| Procedure | Emergency laparoscopic appendectomy, converted to open (CPT 44960) with peritoneal abscess drainage |
| Dispute type | No Surprises Act — out-of-network emergency surgical services |
| Provider offer | $14,200 |
| Payer offer (QPA) | $5,840 |
| Delta | $8,360 |
| Proceeding | Federal IDR — single batched claim |
The qualifying payment amount (QPA) of $5,840 reflects the payer’s reported median in-network rate for CPT 44960. However, the QPA is calculated across all claims for this code — including straightforward laparoscopic appendectomies that do not require conversion to open or involve the peritoneal abscess drainage, extended operative time, and post-operative complexity present in this case.
The QPA does not and cannot account for the clinical complexity of the individual case. This is precisely the gap that the six statutory additional circumstances are designed to address.
Factor 01 — Provider Training & Experience
Attending surgeon: board-certified general surgeon with fellowship training in minimally invasive surgery and 12 years of post-fellowship experience. Current hospital privileges include emergency general surgery, trauma surgery, and complex abdominal cases. Surgical case volume exceeds 400 appendectomies, including 60+ converted-to-open cases. This level of training and experience is directly relevant to managing an intraoperative conversion with abscess drainage — a scenario that requires judgment and technical skill beyond a standard laparoscopic procedure.
Factor 02 — Patient Acuity & Complexity
Patient presented with perforated appendicitis with peritoneal abscess formation. Intraoperative findings required conversion from laparoscopic to open approach due to dense inflammatory adhesions obscuring the surgical field and preventing safe laparoscopic completion. Abscess cavity irrigated and drained. Operative time: 142 minutes (vs. 45–60 minutes for a standard laparoscopic appendectomy). Patient required 4-day post-operative stay with IV antibiotics (vs. typical 1-day stay). This clinical complexity — perforation, abscess, conversion, extended OR time, prolonged recovery — substantially exceeds the median case severity reflected in the QPA.
Factor 03 — Teaching Status & Case Mix
Procedure performed at a Level II trauma center and teaching hospital. The facility’s case mix index (1.82) reflects a patient population with above-average clinical complexity. Emergency surgical services at this facility routinely involve complicated presentations that community hospitals may transfer rather than manage. The resource intensity of the operative and post-operative environment is reflected in the facility’s designation and case mix.
Factor 04 — Good Faith Demonstrations
The provider group submitted a contract proposal to the payer 14 months prior to the date of service. The payer acknowledged receipt but did not respond with a counteroffer or initiate rate negotiations. The provider group followed up twice (at 4 months and 9 months) without substantive response. The out-of-network status at the time of service was not the provider’s choice — the payer declined to engage in contracting.

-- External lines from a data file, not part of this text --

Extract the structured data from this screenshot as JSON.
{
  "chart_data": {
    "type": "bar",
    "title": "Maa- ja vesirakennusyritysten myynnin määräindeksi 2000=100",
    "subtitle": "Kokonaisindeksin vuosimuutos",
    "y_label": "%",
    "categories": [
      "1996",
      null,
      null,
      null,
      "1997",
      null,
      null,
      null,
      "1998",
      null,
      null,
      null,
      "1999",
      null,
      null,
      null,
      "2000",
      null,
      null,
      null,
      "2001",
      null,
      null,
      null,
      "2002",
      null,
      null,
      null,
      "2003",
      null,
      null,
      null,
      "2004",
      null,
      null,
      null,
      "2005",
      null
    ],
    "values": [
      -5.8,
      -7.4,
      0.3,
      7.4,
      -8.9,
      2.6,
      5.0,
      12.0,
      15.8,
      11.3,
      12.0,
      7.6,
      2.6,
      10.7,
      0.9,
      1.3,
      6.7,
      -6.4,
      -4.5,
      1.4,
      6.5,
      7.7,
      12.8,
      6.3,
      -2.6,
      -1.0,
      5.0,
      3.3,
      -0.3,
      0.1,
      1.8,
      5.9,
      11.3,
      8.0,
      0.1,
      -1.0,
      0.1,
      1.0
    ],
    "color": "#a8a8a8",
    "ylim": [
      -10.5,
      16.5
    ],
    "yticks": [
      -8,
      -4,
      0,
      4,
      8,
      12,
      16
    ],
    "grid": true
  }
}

Factor 05 — Prior Contracted Rates
The provider group previously held an in-network contract with this payer (terminated 22 months prior to the date of service). The final contracted rate for CPT 44960 under that agreement was $11,800 — substantially above the current QPA of $5,840 and below the provider’s current offer of $14,200. The provider’s offer represents a 20% increase over the prior contracted rate, which is consistent with medical inflation and increased case complexity in the region over the intervening period.
Factor 06 — Market Rate Benchmarking
Independent market benchmarking using FAIR Health data for CPT 44960 in this geographic region (zip-code-level, 80th percentile) shows a benchmark of $13,400. The provider’s offer of $14,200 is within 6% of this benchmark. The payer’s QPA of $5,840 is 56% below the independent market benchmark — an outlier that reflects network negotiation dynamics, not a reasonable market rate for this service.
The arbitrator should weigh the clinical facts that distinguish this case from a standard CPT 44960 claim: perforation with abscess requiring intraoperative conversion, 142-minute operative time (2.5–3x the standard), 4-day post-operative admission (4x the standard), IV antibiotic course, and management by a fellowship-trained surgeon with specific expertise in complex abdominal emergencies. The QPA aggregates cases across the full severity spectrum — including the majority that are uncomplicated laparoscopic procedures completed in under 60 minutes with same-day discharge. This case is not that case.
The provider’s offer of $14,200 should be selected. It is supported by clinical complexity substantially exceeding the QPA’s median-case basis, prior contracted rates above the QPA, independent market benchmarks within 6% of the offer, documented good-faith contracting attempts by the provider, and a case severity profile that the QPA structurally cannot reflect.